Я обратился с просьбой: «Ал, можно я пойду впереди?». «Без проблем», – Ал отстегнулся от верёвки и пропустил меня вперед. Это был великодушный жест, за что я был ему очень благодарен.
Чувствуя Ала за своей спиной, я начал подъём по следующему скальному участку гораздо уверенней. Отчасти психологически, отчасти потому, что Ал фонарём освещал зацепки, идти мне стало гораздо легче.
Как и везде на Эвересте, скалы были разрушенными и ненадежными. Явно прочные зацепки легко разваливались, валуны трещали под весом тела, а поток мелких камней, казалось, находился в постоянном движении.
Камень величиной с телефонный справочник упал в нескольких дюймах от моей руки. Ударившись о скалу, он разлетелся на сотни кусков, осыпав меня дождем из каменных осколков. Одновременно сверху долетел предупреждающий крик Мингмы.
– Ты в порядке?
– Нормально, – мы продолжали подъём.
Сейчас я не знал точно, где мы находимся. С ледника Ронгбук расстояние от лагеря 6 до северо-восточного гребня не кажется слишком большим. Теперь я понял, насколько это значительное восхождение. Прошло много времени, как мы вышли из лагеря, и уже чувствовалась усталость, как от целого рабочего дня.
Еще не было и намека на рассвет. Я стал с нетерпением ждать первых лучей солнца.
Оглянувшись, я увидел, что Ал проходит участок свободным лазанием. Он, как и я, не доверял перилам, но в отличие от меня, мог обходиться без них.
Когда склон стал положе, мы пошли траверсом направо по грязному снежнику. Вдаль него была натянута новая светло-красная верёвка, каких нам давно не приходилось видеть. Прицепляясь к ней, я пытался угадать, кто же её повесил – индийцы или может быть японцы?
Перила пересекали трещину, а затем выходили на наклонную скальную площадку, размером с теннисный корт. Проходя через неё, я понял, что мы закончили первый этап восхождения.
Ужасы ночного лазанья закончились. «Желтый пояс» оказался намного круче и сложнее, чем я себе это представлял. Лезть по нему в темноте при свете налобного фонарика было ночным кошмаром.
Теперь, с первыми лучами, осветившими наш маршрут по гребню, я выключил фонарик и прикинул, что в лучшем случае мы сможем дойти до вершины часов за шесть.

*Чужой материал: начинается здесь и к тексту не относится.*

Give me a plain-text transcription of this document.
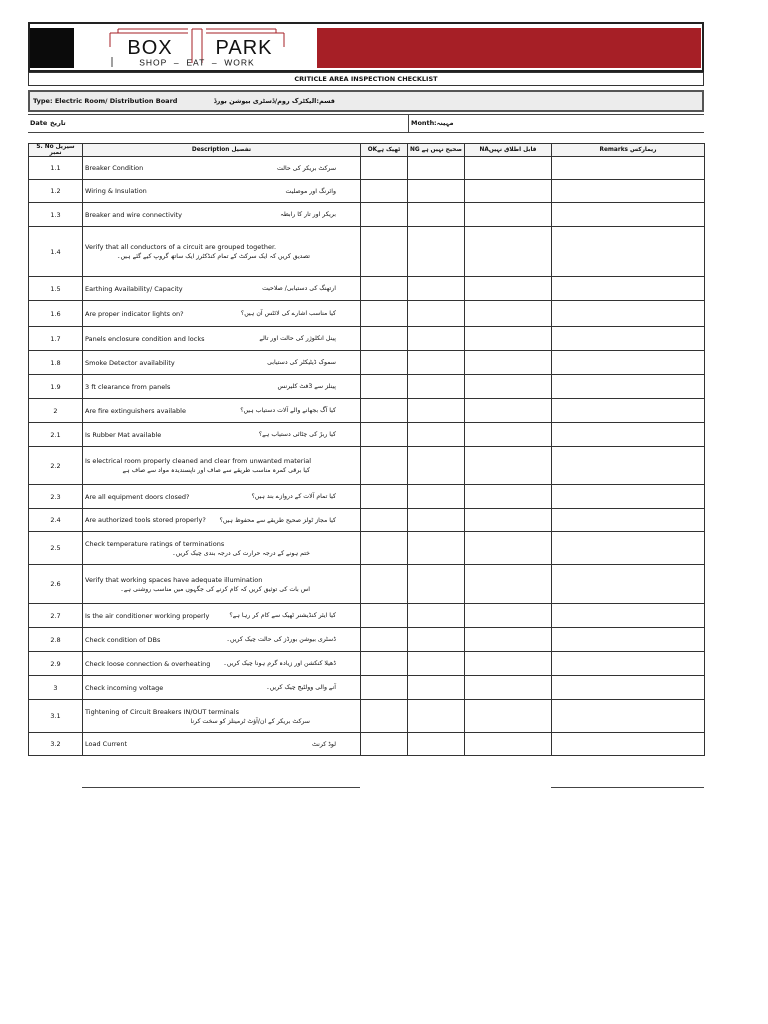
BOX PARK
SHOP  –  EAT  –  WORK
CRITICLE AREA INSPECTION CHECKLIST
Type: Electric Room/ Distribution Board	قسم:الیکٹرک روم/ڈسٹری بیوشن بورڈ
Date تاریخ	Month مہینہ:
S. No سیریل نمبر	Description تفصیل	OKٹھیک ہے	NG صحیح نہیں ہے	NAقابل اطلاق نہیں	Remarks ریمارکس
1.1	Breaker Condition سرکٹ بریکر کی حالت				

1.2	Wiring & Insulation وائرنگ اور موصلیت				

1.3	Breaker and wire connectivity بریکر اور تار کا رابطہ				

1.4	Verify that all conductors of a circuit are grouped together.
تصدیق کریں کہ ایک سرکٹ کے تمام کنڈکٹرز ایک ساتھ گروپ کیے گئے ہیں۔				

1.5	Earthing Availability/ Capacity ارتھنگ کی دستیابی/ صلاحیت				

1.6	Are proper indicator lights on? کیا مناسب اشارے کی لائٹس آن ہیں؟				

1.7	Panels enclosure condition and locks پینل انکلوژر کی حالت اور تالے				

1.8	Smoke Detector availability سموک ڈیٹیکٹر کی دستیابی				

1.9	3 ft clearance from panels پینلز سے 3فٹ کلیرنس				

2	Are fire extinguishers available کیا آگ بجھانے والے آلات دستیاب ہیں؟				

2.1	Is Rubber Mat available کیا ربڑ کی چٹائی دستیاب ہے؟				

2.2	Is electrical room properly cleaned and clear from unwanted material
کیا برقی کمرہ مناسب طریقے سے صاف اور ناپسندیدہ مواد سے صاف ہے				

2.3	Are all equipment doors closed? کیا تمام آلات کے دروازے بند ہیں؟				

2.4	Are authorized tools stored properly? کیا مجاز ٹولز صحیح طریقے سے محفوظ ہیں؟				

2.5	Check temperature ratings of terminations
ختم ہونے کے درجہ حرارت کی درجہ بندی چیک کریں۔				

2.6	Verify that working spaces have adequate illumination
اس بات کی توثیق کریں کہ کام کرنے کی جگہوں میں مناسب روشنی ہے۔				

2.7	Is the air conditioner working properly کیا ایئر کنڈیشنر ٹھیک سے کام کر رہا ہے؟				

2.8	Check condition of DBs ڈسٹری بیوشن بورڈز کی حالت چیک کریں۔				

2.9	Check loose connection & overheating ڈھیلا کنکشن اور زیادہ گرم ہونا چیک کریں۔				

3	Check incoming voltage آنے والی وولٹیج چیک کریں۔				

3.1	Tightening of Circuit Breakers IN/OUT terminals
سرکٹ بریکر کے ان/آؤٹ ٹرمینلز کو سخت کرنا				

3.2	Load Current لوڈ کرنٹ				
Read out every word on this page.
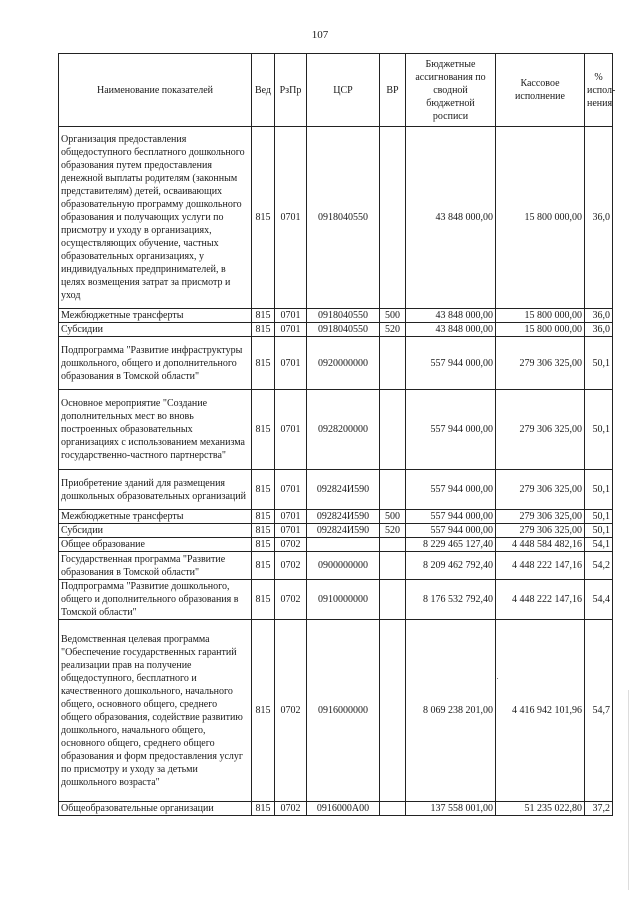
107
Наименование показателей	Вед	РзПр	ЦСР	ВР	Бюджетные ассигнования по сводной бюджетной росписи	Кассовое исполнение	% испол- нения
Организация предоставления общедоступного бесплатного дошкольного образования путем предоставления денежной выплаты родителям (законным представителям) детей, осваивающих образовательную программу дошкольного образования и получающих услуги по присмотру и уходу в организациях, осуществляющих обучение, частных образовательных организациях, у индивидуальных предпринимателей, в целях возмещения затрат за присмотр и уход	815	0701	0918040550		43 848 000,00	15 800 000,00	36,0
Межбюджетные трансферты	815	0701	0918040550	500	43 848 000,00	15 800 000,00	36,0
Субсидии	815	0701	0918040550	520	43 848 000,00	15 800 000,00	36,0
Подпрограмма "Развитие инфраструктуры дошкольного, общего и дополнительного образования в Томской области"	815	0701	0920000000		557 944 000,00	279 306 325,00	50,1
Основное мероприятие "Создание дополнительных мест во вновь построенных образовательных организациях с использованием механизма государственно-частного партнерства"	815	0701	0928200000		557 944 000,00	279 306 325,00	50,1
Приобретение зданий для размещения дошкольных образовательных организаций	815	0701	092824И590		557 944 000,00	279 306 325,00	50,1
Межбюджетные трансферты	815	0701	092824И590	500	557 944 000,00	279 306 325,00	50,1
Субсидии	815	0701	092824И590	520	557 944 000,00	279 306 325,00	50,1
Общее образование	815	0702			8 229 465 127,40	4 448 584 482,16	54,1
Государственная программа "Развитие образования в Томской области"	815	0702	0900000000		8 209 462 792,40	4 448 222 147,16	54,2
Подпрограмма "Развитие дошкольного, общего и дополнительного образования в Томской области"	815	0702	0910000000		8 176 532 792,40	4 448 222 147,16	54,4
Ведомственная целевая программа "Обеспечение государственных гарантий реализации прав на получение общедоступного, бесплатного и качественного дошкольного, начального общего, основного общего, среднего общего образования, содействие развитию дошкольного, начального общего, основного общего, среднего общего образования и форм предоставления услуг по присмотру и уходу за детьми дошкольного возраста"	815	0702	0916000000		8 069 238 201,00	4 416 942 101,96	54,7
Общеобразовательные организации	815	0702	0916000А00		137 558 001,00	51 235 022,80	37,2
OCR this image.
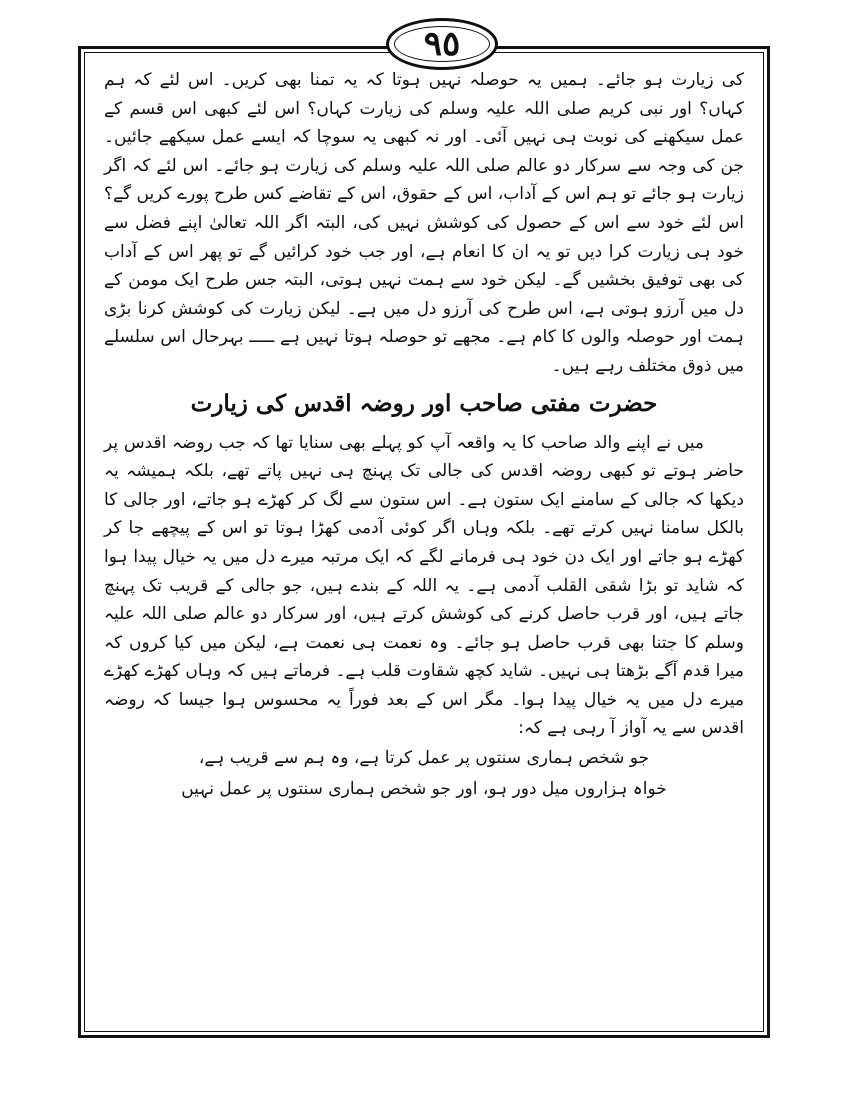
٩٥

کی زیارت ہو جائے۔ ہمیں یہ حوصلہ نہیں ہوتا کہ یہ تمنا بھی کریں۔ اس لئے کہ ہم کہاں؟ اور نبی کریم صلی اللہ علیہ وسلم کی زیارت کہاں؟ اس لئے کبھی اس قسم کے عمل سیکھنے کی نوبت ہی نہیں آئی۔ اور نہ کبھی یہ سوچا کہ ایسے عمل سیکھے جائیں۔ جن کی وجہ سے سرکار دو عالم صلی اللہ علیہ وسلم کی زیارت ہو جائے۔ اس لئے کہ اگر زیارت ہو جائے تو ہم اس کے آداب، اس کے حقوق، اس کے تقاضے کس طرح پورے کریں گے؟ اس لئے خود سے اس کے حصول کی کوشش نہیں کی، البتہ اگر اللہ تعالیٰ اپنے فضل سے خود ہی زیارت کرا دیں تو یہ ان کا انعام ہے، اور جب خود کرائیں گے تو پھر اس کے آداب کی بھی توفیق بخشیں گے۔ لیکن خود سے ہمت نہیں ہوتی، البتہ جس طرح ایک مومن کے دل میں آرزو ہوتی ہے، اس طرح کی آرزو دل میں ہے۔ لیکن زیارت کی کوشش کرنا بڑی ہمت اور حوصلہ والوں کا کام ہے۔ مجھے تو حوصلہ ہوتا نہیں ہے ـــــ بہرحال اس سلسلے میں ذوق مختلف رہے ہیں۔

حضرت مفتی صاحب اور روضہ اقدس کی زیارت

میں نے اپنے والد صاحب کا یہ واقعہ آپ کو پہلے بھی سنایا تھا کہ جب روضہ اقدس پر حاضر ہوتے تو کبھی روضہ اقدس کی جالی تک پہنچ ہی نہیں پاتے تھے، بلکہ ہمیشہ یہ دیکھا کہ جالی کے سامنے ایک ستون ہے۔ اس ستون سے لگ کر کھڑے ہو جاتے، اور جالی کا بالکل سامنا نہیں کرتے تھے۔ بلکہ وہاں اگر کوئی آدمی کھڑا ہوتا تو اس کے پیچھے جا کر کھڑے ہو جاتے اور ایک دن خود ہی فرمانے لگے کہ ایک مرتبہ میرے دل میں یہ خیال پیدا ہوا کہ شاید تو بڑا شقی القلب آدمی ہے۔ یہ اللہ کے بندے ہیں، جو جالی کے قریب تک پہنچ جاتے ہیں، اور قرب حاصل کرنے کی کوشش کرتے ہیں، اور سرکار دو عالم صلی اللہ علیہ وسلم کا جتنا بھی قرب حاصل ہو جائے۔ وہ نعمت ہی نعمت ہے، لیکن میں کیا کروں کہ میرا قدم آگے بڑھتا ہی نہیں۔ شاید کچھ شقاوت قلب ہے۔ فرماتے ہیں کہ وہاں کھڑے کھڑے میرے دل میں یہ خیال پیدا ہوا۔ مگر اس کے بعد فوراً یہ محسوس ہوا جیسا کہ روضہ اقدس سے یہ آواز آ رہی ہے کہ:

جو شخص ہماری سنتوں پر عمل کرتا ہے، وہ ہم سے قریب ہے،
خواہ ہزاروں میل دور ہو، اور جو شخص ہماری سنتوں پر عمل نہیں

Трое шерпов, в очках и кислородных масках похожие на инопланетян, склонились над своими ледорубами. Они в темпе отработали ночные часы и теперь отдыхали, поджидая нас на гребне. Один из шерпов, Лакра, был на вершине раньше, но я знал, что остальные никогда не были на такой высоте. У каждого выросли сталактиты изо льда в нижней части кислородной маски в том месте, где выдыхаемый пар замерзает, превращаясь в пики, длиной в несколько дюймов. У Мингмы были проблемы с маской. Я наблюдал, как он снял её, чтобы очистить замерзшую трубку, и вспомнил слова экспедиционного врача, который предупреждал нас, что мы можем потерять сознание, если кислород не будет поступать в течение более тридцати минут.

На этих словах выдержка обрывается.